The patient benefits offered by Circassia's unique approach, combined with the technical and commercial advantages, provide the Company with a strong franchise in the allergy field.

• Potential for dramatically improved efficacy without the clinical complexity and significant safety issues of traditional treatments
• Phase II clinical validation achieved
• Optimal short dosing regimens identified for late-stage development
• Single standardised doses: no need for dose escalation
• Extensive experience in hundreds of subjects
• Low risk approach: next generation refinement of currently used approach proven over decades
• Strong intellectual property
• Broad application across range of allergies
• Established, proven and straightforward GMP manufacture
• Product well controlled and fully characterised using established analytical methods

Circassia's ToleroMune cat allergy T-cell vaccine utilises seven specific epitopes derived from cat dander. The vaccine has achieved phase II clinical validation, and clinical studies have identified the optimal dosing regimes for the final stages of clinical testing. The encouraging data from phase II clinical trials show that the ToleroMune T-cell vaccine can greatly reduce patients’ symptoms while proving extremely well tolerated. As a consequence Circassia is rapidly progressing its cat allergy programme into late-stage development. The vaccine is also undergoing phase II testing in patients with cat allergies and asthma as many sufferers have both conditions.

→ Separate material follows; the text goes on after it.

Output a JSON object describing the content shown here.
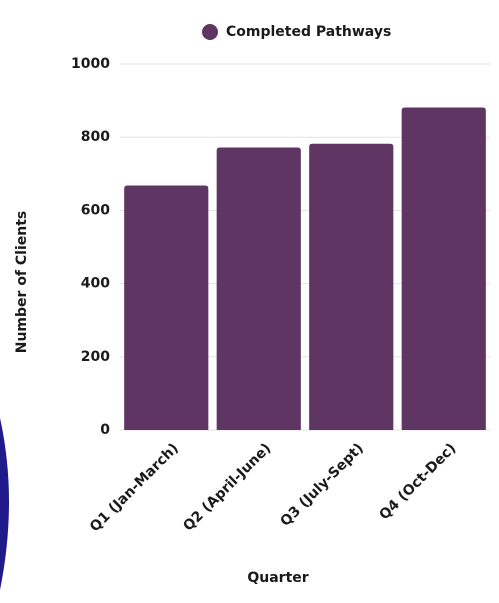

Ragweed is an important allergen, particularly in the USA. Consequently, Circassia has an active programme developing a ragweed T-cell vaccine. The company licensed a series of patents on the sequence of the major ragweed allergen and subsequently identified a number of T-cell epitopes to form the base of its treatment. Circassia began a phase II clinical trial with the vaccine in April 2009, and results are expected in the first half of 2010.

House dust mites are responsible for a significant proportion of allergies. As a consequence, Circassia has applied its ToleroMune technology to the field and identified the optimal mix of epitopes for its T-cell vaccine candidate. This vaccine entered phase II testing in November 2009.

While grass is potentially responsible for more allergies than any other source, it is a complicated area to address because of the many different species that can cause reactions in patients. Circassia’s T-cell vaccine includes epitopes from the key grasses responsible for allergies. The ToleroMune T-cell vaccine candidate has completed GMP manufacture, undergone pre-clinical testing and will move into clinical testing in the first half of 2010.

Circassia has acquired ground-breaking ToleroTrans anti-rejection technology, which has demonstrated the ability to selectively suppress immune responses to transplanted organs. Present approaches use non-selective immuno-suppressant drugs, such as cyclosporine, to prevent rejection. This approach has the significant disadvantage that it leaves patients significantly more vulnerable to opportunistic infections and cancers.

In contrast, Circassia's ToleroTrans T-cell technology suppresses the specific immune responses to the tissue of the transplanted organ while not affecting immune defences against infection and potential cancer-causing cell mutation.